Some criticisms of RAG include inaccuracies and unreliability, as well as delivering outdated or incomplete information.
In order to improve generation is through advanced retrieval techniques, data preparation & chunking.
WEEK 9 REFLECTION (4/7/2026): KNOWLEDGE GRAPHS, WITH ITS NODES AND RELATIONSHIPS
Google Gemini states that a knowledge graph is a structured representation of information that models as a network of connected entities and relationships.
It differs from a traditional database and vector store because its data structure is made of of nodes (entities) and edges (relations), whereas traditional (relational) databases contains rows and columns, and vector store contain high-dimensional numerical arrays.
The reason why relationships between entities for knowledge mining are valuable is due to multiple factors: contextual disambiguation, inference and reasoning, pattern and path discovery, and enhancing AI accuracy, which is done through RAG.
In terms of a social data analyst perspective, three nodes could be neighborhoods, ZIP codes and specific metropolitan areas, and three relationships could be neighborhoods being located within ZIP codes, which is part of a metropolitan zone.
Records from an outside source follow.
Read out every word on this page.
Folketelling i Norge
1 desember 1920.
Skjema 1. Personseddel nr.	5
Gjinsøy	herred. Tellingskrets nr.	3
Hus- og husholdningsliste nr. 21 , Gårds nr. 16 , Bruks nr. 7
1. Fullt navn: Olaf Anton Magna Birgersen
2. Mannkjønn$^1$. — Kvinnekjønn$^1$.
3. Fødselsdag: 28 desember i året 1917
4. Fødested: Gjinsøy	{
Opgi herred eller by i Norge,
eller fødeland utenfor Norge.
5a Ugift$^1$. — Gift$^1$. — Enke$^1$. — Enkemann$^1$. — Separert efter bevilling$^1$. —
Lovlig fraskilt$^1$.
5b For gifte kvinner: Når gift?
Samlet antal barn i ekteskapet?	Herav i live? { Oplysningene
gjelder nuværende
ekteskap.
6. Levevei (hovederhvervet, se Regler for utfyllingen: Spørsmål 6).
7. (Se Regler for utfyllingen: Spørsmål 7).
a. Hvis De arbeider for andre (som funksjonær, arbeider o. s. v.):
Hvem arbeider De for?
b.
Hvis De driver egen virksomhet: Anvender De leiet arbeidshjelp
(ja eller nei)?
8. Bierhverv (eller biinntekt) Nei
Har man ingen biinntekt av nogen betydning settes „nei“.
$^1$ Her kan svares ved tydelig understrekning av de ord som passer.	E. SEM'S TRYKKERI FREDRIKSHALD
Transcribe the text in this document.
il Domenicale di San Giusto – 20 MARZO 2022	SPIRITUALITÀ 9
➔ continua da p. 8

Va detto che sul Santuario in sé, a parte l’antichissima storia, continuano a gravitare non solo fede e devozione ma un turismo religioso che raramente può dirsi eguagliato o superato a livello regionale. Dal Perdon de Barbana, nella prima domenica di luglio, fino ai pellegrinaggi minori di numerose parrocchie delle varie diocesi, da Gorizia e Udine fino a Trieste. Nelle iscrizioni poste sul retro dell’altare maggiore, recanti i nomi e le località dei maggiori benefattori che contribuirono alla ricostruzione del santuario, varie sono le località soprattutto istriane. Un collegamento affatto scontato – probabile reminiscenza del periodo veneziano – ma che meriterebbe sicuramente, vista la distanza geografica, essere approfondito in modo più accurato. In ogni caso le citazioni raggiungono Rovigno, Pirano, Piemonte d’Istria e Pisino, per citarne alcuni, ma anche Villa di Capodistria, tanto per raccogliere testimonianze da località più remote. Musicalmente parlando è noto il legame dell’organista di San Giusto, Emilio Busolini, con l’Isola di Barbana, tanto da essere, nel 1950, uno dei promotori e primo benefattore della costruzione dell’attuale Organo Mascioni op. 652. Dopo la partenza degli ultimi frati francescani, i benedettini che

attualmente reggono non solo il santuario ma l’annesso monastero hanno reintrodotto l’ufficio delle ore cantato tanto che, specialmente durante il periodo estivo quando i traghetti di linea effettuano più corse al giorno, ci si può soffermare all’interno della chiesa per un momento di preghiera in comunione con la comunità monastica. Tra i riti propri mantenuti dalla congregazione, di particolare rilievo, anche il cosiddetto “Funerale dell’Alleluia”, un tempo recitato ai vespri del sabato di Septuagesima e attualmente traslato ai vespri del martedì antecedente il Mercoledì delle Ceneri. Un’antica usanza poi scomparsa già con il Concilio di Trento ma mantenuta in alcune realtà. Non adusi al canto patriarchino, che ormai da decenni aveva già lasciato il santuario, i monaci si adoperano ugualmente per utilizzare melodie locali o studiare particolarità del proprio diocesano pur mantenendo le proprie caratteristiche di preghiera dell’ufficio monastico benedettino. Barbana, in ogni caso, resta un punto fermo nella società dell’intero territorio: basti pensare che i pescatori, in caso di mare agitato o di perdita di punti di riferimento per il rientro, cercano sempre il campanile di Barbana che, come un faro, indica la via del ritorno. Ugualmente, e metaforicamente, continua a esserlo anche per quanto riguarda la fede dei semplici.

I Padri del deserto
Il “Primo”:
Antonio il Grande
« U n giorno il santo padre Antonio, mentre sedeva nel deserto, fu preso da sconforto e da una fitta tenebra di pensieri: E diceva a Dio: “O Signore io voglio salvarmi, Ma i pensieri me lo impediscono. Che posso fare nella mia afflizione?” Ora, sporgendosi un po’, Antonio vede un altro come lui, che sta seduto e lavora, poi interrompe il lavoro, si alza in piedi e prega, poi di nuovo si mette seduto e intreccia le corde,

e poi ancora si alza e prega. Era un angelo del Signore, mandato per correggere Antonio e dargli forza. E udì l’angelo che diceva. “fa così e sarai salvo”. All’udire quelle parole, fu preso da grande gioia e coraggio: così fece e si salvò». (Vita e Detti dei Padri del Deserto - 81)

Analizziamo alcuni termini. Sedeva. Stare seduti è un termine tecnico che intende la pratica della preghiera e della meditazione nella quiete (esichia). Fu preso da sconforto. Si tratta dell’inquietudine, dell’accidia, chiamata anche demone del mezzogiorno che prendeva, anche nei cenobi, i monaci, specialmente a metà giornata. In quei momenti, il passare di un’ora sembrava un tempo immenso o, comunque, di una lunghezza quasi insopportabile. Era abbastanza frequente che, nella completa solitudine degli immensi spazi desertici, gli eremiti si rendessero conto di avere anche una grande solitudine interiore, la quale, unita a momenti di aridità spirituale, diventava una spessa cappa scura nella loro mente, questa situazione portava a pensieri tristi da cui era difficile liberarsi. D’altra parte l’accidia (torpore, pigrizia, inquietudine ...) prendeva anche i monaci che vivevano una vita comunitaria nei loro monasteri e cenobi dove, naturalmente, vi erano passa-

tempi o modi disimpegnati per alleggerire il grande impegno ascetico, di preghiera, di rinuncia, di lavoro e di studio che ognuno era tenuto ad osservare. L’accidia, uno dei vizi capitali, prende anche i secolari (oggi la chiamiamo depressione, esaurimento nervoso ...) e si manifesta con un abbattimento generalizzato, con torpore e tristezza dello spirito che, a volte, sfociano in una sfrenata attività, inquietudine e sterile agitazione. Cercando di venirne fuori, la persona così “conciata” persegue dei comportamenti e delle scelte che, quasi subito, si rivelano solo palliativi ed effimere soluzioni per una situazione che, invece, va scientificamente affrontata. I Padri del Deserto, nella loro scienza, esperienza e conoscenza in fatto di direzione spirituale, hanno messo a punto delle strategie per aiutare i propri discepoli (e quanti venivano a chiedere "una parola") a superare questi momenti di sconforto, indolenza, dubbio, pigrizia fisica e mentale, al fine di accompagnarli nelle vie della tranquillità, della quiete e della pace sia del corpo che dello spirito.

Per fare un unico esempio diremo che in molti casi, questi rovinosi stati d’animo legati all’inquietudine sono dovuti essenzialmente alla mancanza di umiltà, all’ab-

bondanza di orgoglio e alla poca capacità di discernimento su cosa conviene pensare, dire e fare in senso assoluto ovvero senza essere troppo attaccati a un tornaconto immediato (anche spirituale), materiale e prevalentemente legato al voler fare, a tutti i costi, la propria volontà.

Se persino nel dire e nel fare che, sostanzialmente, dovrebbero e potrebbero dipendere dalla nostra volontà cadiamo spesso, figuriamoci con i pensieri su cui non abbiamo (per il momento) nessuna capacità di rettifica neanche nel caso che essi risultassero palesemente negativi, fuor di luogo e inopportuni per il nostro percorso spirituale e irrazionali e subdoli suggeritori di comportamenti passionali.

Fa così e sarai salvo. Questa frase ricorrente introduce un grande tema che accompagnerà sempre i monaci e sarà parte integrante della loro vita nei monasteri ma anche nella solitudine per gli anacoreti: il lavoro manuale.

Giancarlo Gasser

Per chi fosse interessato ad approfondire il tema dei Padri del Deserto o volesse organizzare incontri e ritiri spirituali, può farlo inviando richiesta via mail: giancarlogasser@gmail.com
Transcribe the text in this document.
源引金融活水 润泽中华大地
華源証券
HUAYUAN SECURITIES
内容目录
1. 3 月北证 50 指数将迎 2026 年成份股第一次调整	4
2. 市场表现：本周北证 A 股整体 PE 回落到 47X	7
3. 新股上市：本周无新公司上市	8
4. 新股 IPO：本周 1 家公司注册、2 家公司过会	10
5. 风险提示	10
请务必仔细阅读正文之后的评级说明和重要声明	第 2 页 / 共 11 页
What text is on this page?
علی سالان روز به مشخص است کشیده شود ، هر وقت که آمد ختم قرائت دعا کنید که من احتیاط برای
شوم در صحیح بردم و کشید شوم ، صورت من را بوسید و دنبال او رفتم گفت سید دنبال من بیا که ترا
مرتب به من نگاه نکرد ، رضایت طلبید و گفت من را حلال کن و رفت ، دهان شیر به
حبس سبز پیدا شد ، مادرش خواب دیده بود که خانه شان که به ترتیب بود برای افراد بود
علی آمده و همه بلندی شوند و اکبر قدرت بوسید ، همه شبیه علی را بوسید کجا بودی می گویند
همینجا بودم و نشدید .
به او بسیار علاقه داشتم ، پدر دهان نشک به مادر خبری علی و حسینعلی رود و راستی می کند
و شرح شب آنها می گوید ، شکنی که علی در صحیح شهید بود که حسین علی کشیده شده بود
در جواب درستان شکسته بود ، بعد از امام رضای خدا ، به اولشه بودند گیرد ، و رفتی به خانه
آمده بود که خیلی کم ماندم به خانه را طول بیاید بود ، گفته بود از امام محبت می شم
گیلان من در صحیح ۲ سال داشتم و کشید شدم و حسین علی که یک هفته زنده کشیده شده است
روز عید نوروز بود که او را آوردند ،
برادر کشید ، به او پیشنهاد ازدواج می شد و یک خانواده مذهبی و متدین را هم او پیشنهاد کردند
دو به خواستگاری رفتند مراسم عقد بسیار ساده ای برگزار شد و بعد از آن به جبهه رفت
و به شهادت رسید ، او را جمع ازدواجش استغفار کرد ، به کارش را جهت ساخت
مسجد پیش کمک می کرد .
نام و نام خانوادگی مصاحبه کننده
The reason why this structure helps answer question a flat dataset cannot is due to flat datasets being built for direct attributes, whereas knowledge graphs are built for indirect paths.
WEEK 10 REFLECTION (4/14/2026): AI FOR SCIENCE AND AGENTIC AI SYSTEMS
ChatGPT defines AI for Science as the utilization of Artificial Intelligence to help with making scientific discoveries, where it helps scientists with data analysis, organization, cleaning, and solving complex model systems.
Agentic AI systems are designed to be efficient research assistants compared to single-prompt interactions., where it can manage breaking tasks into smaller parts, analyze outcomes, revise strategies and proceeds to work through the problems with stages.